In this retrospective review of one institution’s experiences of ILD concomitant with psoriasis, researchers extracted clinical, radiographic, pathological, and outcome data from medical records and identified 21 (4.7%) out of 447 patients with ILD who also had a previous or current diagnosis of psoriasis. Patients had a median age of 66 and most (66.7%) were male. A little more than 71% were current or former smokers. The most common symptom on presentation was “cough,” followed by “dyspnea on exertion.” Thirteen (61.9%) had not previously or concomitantly been exposed to immunosuppressive therapy directed against psoriasis; 2 eventually died.

The clinical diagnosis of ILD included:

  • Idiopathic pulmonary fibrosis (IPF), 52.4%
  • Nonspecific interstitial pneumonia (NSIP), 9.5%
  • Cryptogenic organizing pneumonia, 9.5%
  • Chronic hypersensitivity pneumonitis, 9.5%

The radiographic findings included:

  • Usual interstitial pneumonia pattern, 42.9%
  • NSIP, 28.6%
  • Organizing pneumonia pattern (OP),19.0%
  • Hypersensitivity pneumonitis pattern, 9.5%

The cases suggest a possible direct association between ILD and psoriasis, the researchers wrote. A link between psoriasis and chronic obstructive pulmonary disease has recently been seen, and the authors wrote that psoriasis-related immune dysfunction could lead to an abnormal immunologic response in the lung parenchyma, perhaps due to autoimmune-related pathogenesis where immune dysfunction in patients with psoriasis similarly causes inflammation and fibrotic process in the lung interstitium.

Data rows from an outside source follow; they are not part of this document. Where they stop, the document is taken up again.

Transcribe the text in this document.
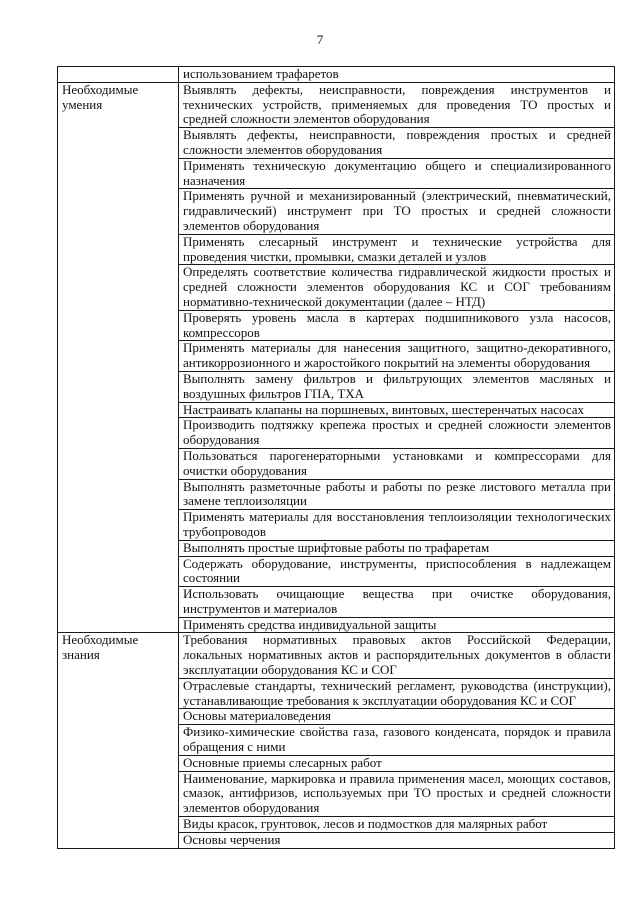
7
	использованием трафаретов

Необходимые умения	Выявлять дефекты, неисправности, повреждения инструментов и технических устройств, применяемых для проведения ТО простых и средней сложности элементов оборудования
	Выявлять дефекты, неисправности, повреждения простых и средней сложности элементов оборудования
	Применять техническую документацию общего и специализированного назначения
	Применять ручной и механизированный (электрический, пневматический, гидравлический) инструмент при ТО простых и средней сложности элементов оборудования
	Применять слесарный инструмент и технические устройства для проведения чистки, промывки, смазки деталей и узлов
	Определять соответствие количества гидравлической жидкости простых и средней сложности элементов оборудования КС и СОГ требованиям нормативно-технической документации (далее – НТД)
	Проверять уровень масла в картерах подшипникового узла насосов, компрессоров
	Применять материалы для нанесения защитного, защитно-декоративного, антикоррозионного и жаростойкого покрытий на элементы оборудования
	Выполнять замену фильтров и фильтрующих элементов масляных и воздушных фильтров ГПА, ТХА
	Настраивать клапаны на поршневых, винтовых, шестеренчатых насосах
	Производить подтяжку крепежа простых и средней сложности элементов оборудования
	Пользоваться парогенераторными установками и компрессорами для очистки оборудования
	Выполнять разметочные работы и работы по резке листового металла при замене теплоизоляции
	Применять материалы для восстановления теплоизоляции технологических трубопроводов
	Выполнять простые шрифтовые работы по трафаретам
	Содержать оборудование, инструменты, приспособления в надлежащем состоянии
	Использовать очищающие вещества при очистке оборудования, инструментов и материалов
	Применять средства индивидуальной защиты

Необходимые знания	Требования нормативных правовых актов Российской Федерации, локальных нормативных актов и распорядительных документов в области эксплуатации оборудования КС и СОГ
	Отраслевые стандарты, технический регламент, руководства (инструкции), устанавливающие требования к эксплуатации оборудования КС и СОГ
	Основы материаловедения
	Физико-химические свойства газа, газового конденсата, порядок и правила обращения с ними
	Основные приемы слесарных работ
	Наименование, маркировка и правила применения масел, моющих составов, смазок, антифризов, используемых при ТО простых и средней сложности элементов оборудования
	Виды красок, грунтовок, лесов и подмостков для малярных работ
	Основы черчения
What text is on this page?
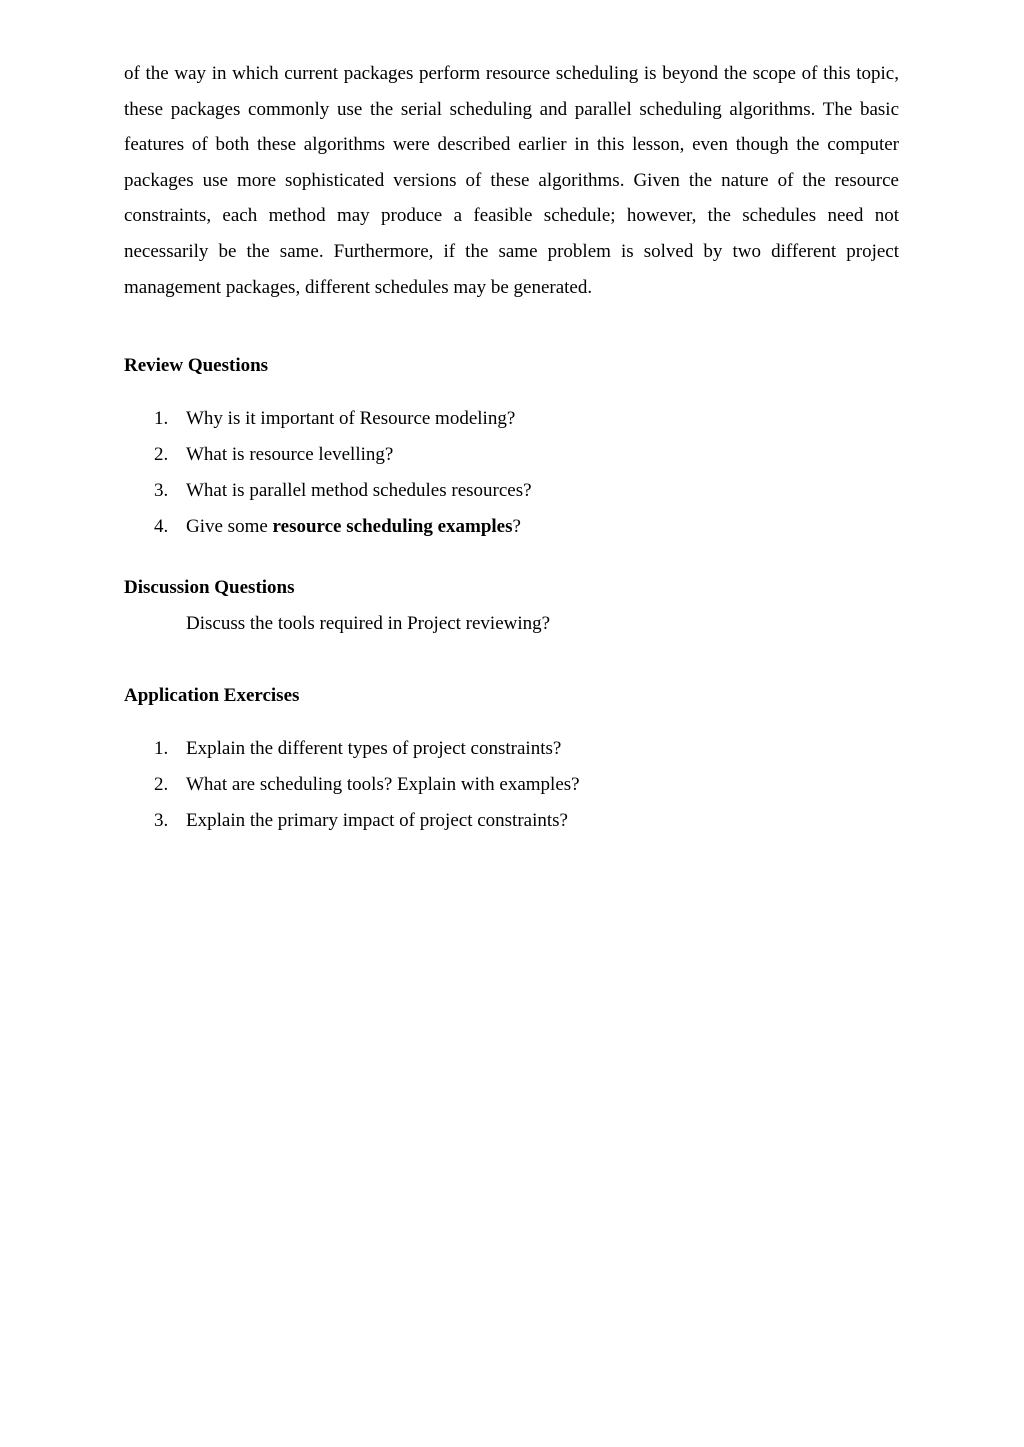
of the way in which current packages perform resource scheduling is beyond the scope of this topic, these packages commonly use the serial scheduling and parallel scheduling algorithms. The basic features of both these algorithms were described earlier in this lesson, even though the computer packages use more sophisticated versions of these algorithms. Given the nature of the resource constraints, each method may produce a feasible schedule; however, the schedules need not necessarily be the same. Furthermore, if the same problem is solved by two different project management packages, different schedules may be generated.

Review Questions
1. Why is it important of Resource modeling?
2. What is resource levelling?
3. What is parallel method schedules resources?
4. Give some resource scheduling examples?
Discussion Questions

Discuss the tools required in Project reviewing?

Application Exercises
1. Explain the different types of project constraints?
2. What are scheduling tools? Explain with examples?
3. Explain the primary impact of project constraints?
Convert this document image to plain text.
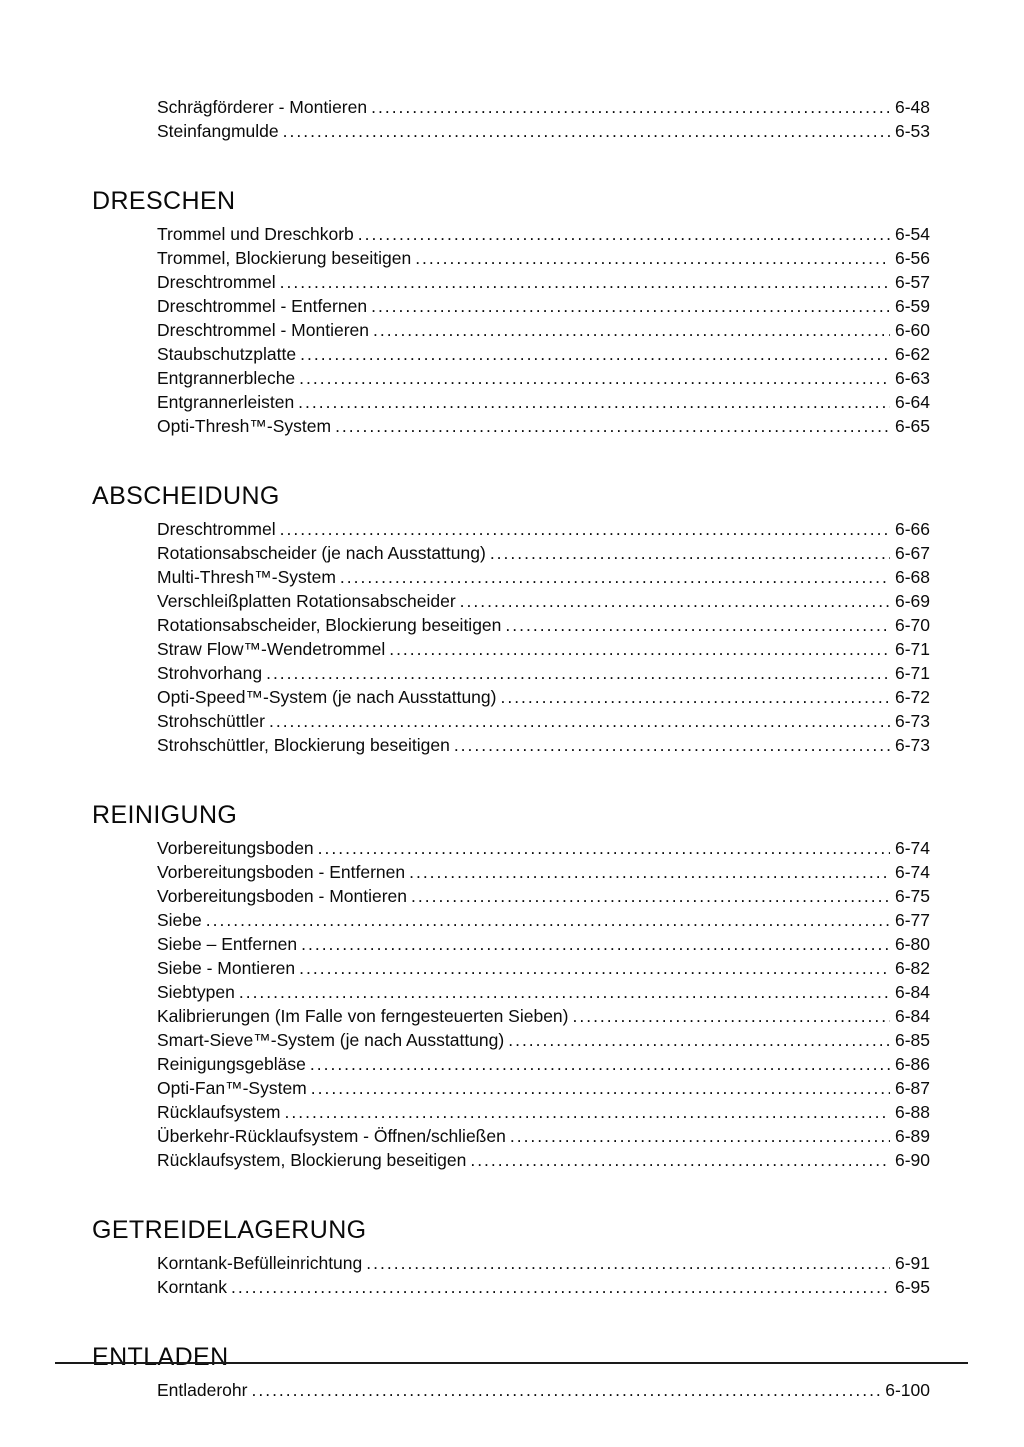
Schrägförderer - Montieren .....	6-48
Steinfangmulde .....	6-53
DRESCHEN
Trommel und Dreschkorb .....	6-54
Trommel, Blockierung beseitigen .....	6-56
Dreschtrommel .....	6-57
Dreschtrommel - Entfernen .....	6-59
Dreschtrommel - Montieren .....	6-60
Staubschutzplatte .....	6-62
Entgrannerbleche .....	6-63
Entgrannerleisten .....	6-64
Opti-Thresh™-System .....	6-65
ABSCHEIDUNG
Dreschtrommel .....	6-66
Rotationsabscheider (je nach Ausstattung) .....	6-67
Multi-Thresh™-System .....	6-68
Verschleißplatten Rotationsabscheider .....	6-69
Rotationsabscheider, Blockierung beseitigen .....	6-70
Straw Flow™-Wendetrommel .....	6-71
Strohvorhang .....	6-71
Opti-Speed™-System (je nach Ausstattung) .....	6-72
Strohschüttler .....	6-73
Strohschüttler, Blockierung beseitigen .....	6-73
REINIGUNG
Vorbereitungsboden .....	6-74
Vorbereitungsboden - Entfernen .....	6-74
Vorbereitungsboden - Montieren .....	6-75
Siebe .....	6-77
Siebe – Entfernen .....	6-80
Siebe - Montieren .....	6-82
Siebtypen .....	6-84
Kalibrierungen (Im Falle von ferngesteuerten Sieben) .....	6-84
Smart-Sieve™-System (je nach Ausstattung) .....	6-85
Reinigungsgebläse .....	6-86
Opti-Fan™-System .....	6-87
Rücklaufsystem .....	6-88
Überkehr-Rücklaufsystem - Öffnen/schließen .....	6-89
Rücklaufsystem, Blockierung beseitigen .....	6-90
GETREIDELAGERUNG
Korntank-Befülleinrichtung .....	6-91
Korntank .....	6-95
ENTLADEN
Entladerohr .....	6-100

Discussing the radiographic findings, the authors noted that the UIP pattern was more common (42.9%) than the NSIP/OP pattern, which might suggest that immune dysfunction in the lungs triggered by psoriasis tends to cause fibrotic change rather than the conventional inflammatory process. They also said the findings resemble the patterns observed in rheumatoid arthritis, in which a radiographic UIP pattern is the most common; the 2 different diseases might have a common respiratory pathophysiology with shared clinical similarities.

In addition, compared with conventional IPF patients, the reduction of pulmonary function was mild, as shown by a modest change in the rate of predicted forced vital capacity (range, −5.7% to 18% per year); this implies that there is a distinct feature of IPF associated with psoriasis.

Further prospective studies are needed to determine the association between ILD and psoriasis, the researchers said.


Ishikawa G, Dua S, Mathur A, et al. Concomitant interstitial lung disease with psoriasis [published online August 25, 2019]. Can Respir J. doi: 10.1155/2019/5919304.